Monday, July 23, 2012

The Maori & the Haka

My law school friend, I'll affectionately call her Kitty, sent me a youtube video of rugby players doing a Haka chant as motivation for the NY bar exam tomorrow.  (If you haven't watched rugby players do the Haka, GOOGLE IT.  Because, really, who doesn't love a rugby player?)
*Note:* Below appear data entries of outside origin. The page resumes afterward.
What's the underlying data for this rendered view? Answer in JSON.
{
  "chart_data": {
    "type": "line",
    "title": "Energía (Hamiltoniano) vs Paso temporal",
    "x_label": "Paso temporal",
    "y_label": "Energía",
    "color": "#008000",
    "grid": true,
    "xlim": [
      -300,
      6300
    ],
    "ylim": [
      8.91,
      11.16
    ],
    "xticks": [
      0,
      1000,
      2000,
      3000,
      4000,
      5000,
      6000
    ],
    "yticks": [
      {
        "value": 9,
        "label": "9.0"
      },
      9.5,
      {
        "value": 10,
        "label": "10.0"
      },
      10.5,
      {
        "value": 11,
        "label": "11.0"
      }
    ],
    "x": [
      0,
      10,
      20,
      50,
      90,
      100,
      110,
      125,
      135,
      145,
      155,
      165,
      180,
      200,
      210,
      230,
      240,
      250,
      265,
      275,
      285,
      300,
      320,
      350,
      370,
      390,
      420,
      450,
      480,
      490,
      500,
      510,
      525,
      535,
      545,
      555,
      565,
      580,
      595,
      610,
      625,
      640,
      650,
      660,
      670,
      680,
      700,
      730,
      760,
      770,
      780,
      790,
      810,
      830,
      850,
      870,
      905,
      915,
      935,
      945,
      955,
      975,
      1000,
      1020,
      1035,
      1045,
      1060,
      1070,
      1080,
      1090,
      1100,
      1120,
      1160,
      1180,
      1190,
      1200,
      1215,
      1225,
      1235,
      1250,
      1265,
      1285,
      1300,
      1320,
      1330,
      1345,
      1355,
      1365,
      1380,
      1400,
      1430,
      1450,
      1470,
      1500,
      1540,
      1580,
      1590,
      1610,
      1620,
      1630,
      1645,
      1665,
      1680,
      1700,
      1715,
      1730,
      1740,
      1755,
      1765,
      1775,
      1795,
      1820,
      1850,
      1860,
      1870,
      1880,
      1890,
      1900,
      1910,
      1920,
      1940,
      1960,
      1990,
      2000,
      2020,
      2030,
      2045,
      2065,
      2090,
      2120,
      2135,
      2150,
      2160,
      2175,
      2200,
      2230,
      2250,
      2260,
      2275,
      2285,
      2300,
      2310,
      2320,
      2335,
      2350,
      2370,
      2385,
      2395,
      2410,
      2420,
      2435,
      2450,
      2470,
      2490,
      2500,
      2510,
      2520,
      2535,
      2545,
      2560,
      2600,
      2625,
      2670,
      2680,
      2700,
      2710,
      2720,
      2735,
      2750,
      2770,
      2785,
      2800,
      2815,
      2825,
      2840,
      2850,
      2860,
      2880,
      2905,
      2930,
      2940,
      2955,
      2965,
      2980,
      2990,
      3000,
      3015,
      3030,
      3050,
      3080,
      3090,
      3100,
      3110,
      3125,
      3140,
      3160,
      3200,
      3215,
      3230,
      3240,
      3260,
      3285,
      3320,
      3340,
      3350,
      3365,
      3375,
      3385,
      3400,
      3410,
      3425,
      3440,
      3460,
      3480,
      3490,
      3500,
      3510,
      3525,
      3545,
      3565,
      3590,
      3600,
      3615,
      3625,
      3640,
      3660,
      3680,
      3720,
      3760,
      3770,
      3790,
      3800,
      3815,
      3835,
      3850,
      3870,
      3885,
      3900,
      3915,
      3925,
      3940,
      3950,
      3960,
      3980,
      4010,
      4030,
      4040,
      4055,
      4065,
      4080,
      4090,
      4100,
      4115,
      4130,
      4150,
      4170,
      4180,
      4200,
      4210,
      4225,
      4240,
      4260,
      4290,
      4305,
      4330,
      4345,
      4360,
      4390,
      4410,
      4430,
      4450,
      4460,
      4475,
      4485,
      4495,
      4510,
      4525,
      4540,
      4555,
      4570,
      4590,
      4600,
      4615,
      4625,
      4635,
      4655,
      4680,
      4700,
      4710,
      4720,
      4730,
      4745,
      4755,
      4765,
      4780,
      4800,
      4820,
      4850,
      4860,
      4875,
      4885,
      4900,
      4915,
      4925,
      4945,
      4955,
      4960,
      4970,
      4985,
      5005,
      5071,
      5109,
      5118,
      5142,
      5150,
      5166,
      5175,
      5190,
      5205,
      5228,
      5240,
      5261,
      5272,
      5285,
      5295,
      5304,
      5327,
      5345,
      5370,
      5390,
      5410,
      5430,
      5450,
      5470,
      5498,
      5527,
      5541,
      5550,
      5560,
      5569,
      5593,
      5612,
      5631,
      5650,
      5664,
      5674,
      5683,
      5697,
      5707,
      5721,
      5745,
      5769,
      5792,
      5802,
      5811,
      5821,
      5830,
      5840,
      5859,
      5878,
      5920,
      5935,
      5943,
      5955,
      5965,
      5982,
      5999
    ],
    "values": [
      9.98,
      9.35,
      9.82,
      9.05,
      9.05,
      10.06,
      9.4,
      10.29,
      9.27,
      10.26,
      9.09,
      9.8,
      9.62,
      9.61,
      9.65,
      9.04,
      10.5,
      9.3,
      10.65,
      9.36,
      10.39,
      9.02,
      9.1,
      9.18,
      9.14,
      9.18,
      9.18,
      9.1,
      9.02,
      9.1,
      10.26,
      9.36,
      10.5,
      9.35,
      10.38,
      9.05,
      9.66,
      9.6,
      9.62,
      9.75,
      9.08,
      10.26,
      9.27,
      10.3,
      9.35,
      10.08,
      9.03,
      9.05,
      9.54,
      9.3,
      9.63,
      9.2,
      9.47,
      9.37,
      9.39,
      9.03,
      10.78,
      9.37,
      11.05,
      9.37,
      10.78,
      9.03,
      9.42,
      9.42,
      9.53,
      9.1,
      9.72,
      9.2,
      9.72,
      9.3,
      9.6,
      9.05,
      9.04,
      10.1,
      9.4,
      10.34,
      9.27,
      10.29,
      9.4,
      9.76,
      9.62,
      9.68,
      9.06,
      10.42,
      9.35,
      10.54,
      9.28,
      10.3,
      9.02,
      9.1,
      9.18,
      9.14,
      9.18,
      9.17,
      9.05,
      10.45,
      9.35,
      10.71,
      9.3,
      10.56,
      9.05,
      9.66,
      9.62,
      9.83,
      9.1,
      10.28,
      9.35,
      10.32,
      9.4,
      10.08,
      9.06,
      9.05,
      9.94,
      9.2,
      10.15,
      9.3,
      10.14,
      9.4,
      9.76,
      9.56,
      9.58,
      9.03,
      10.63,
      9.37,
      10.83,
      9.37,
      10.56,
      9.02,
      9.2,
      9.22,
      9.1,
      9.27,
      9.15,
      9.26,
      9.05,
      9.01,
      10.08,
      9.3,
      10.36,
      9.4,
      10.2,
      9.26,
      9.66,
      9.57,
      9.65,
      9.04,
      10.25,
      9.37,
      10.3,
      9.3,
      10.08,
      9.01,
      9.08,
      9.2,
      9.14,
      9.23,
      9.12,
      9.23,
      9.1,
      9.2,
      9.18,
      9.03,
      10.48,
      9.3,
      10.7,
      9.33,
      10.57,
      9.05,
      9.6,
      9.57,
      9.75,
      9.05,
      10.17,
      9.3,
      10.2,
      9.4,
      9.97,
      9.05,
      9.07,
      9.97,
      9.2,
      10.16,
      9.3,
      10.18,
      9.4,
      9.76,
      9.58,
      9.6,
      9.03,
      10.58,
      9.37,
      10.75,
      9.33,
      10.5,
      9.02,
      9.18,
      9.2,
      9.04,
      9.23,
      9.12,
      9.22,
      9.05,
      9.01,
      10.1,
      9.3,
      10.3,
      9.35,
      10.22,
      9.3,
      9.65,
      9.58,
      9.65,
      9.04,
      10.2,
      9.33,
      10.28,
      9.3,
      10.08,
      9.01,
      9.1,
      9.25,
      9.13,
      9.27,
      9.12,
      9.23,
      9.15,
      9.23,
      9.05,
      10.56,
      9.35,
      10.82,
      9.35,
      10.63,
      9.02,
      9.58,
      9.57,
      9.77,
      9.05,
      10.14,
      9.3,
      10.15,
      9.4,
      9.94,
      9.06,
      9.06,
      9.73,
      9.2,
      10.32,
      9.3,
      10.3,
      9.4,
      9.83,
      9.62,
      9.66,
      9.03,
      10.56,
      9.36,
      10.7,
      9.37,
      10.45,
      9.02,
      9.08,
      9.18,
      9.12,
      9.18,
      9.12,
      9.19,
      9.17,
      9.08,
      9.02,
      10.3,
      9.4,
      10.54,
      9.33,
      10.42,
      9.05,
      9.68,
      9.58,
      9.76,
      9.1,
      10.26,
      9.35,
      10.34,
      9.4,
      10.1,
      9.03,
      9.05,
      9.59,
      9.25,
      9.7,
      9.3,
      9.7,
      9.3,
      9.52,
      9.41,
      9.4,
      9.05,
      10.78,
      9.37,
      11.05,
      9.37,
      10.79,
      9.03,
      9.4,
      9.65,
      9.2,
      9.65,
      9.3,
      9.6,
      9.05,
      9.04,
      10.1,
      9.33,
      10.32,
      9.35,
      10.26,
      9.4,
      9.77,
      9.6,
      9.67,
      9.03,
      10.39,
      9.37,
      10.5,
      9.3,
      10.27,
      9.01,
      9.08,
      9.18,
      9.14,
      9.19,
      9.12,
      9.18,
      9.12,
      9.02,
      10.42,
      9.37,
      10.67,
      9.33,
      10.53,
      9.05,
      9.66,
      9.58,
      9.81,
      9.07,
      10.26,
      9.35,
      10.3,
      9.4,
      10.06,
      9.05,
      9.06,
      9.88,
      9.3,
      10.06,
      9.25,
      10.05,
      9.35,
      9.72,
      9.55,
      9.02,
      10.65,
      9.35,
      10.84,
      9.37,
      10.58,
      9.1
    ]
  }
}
The Maori can be loosely defined as the indigenous Polynesian people of New Zealand.  The "Ka Mate" is a Maori haka (an ancestral war cry) that was originally composed by the Ngāti Toa chief Te Raupauraha circa 1820 as a celebration of life over death.  For those of you who have not heard the Haka, it usually goes something like this:

Ka mate, ka mate! ka ora! ka ora!
Ka mate! ka mate! ka ora! ka ora!
Tēnei te tangata pūhuruhuru
Nāna nei i tiki mai whakawhiti te rā
Ā, upane! ka upane!
Ā, upane, ka upane, whiti te ra!


’Tis death! ‘tis death! (or: I may die) ’Tis life! ‘tis life! (or: I may live)
’Tis death! ‘tis death! ’Tis life! ‘tis life!
This is the hairy man
Who brought the sun and caused it to shine
A step upward, another step upward!
A step upward, another... the Sun shines!

It sounds something like this when chanted.

I will probably definitely be listening to the Haka tomorrow morning. 

Image here.

Best of luck to everyone sitting US Bar exams this week (and anyone else who feels the need to "haka")!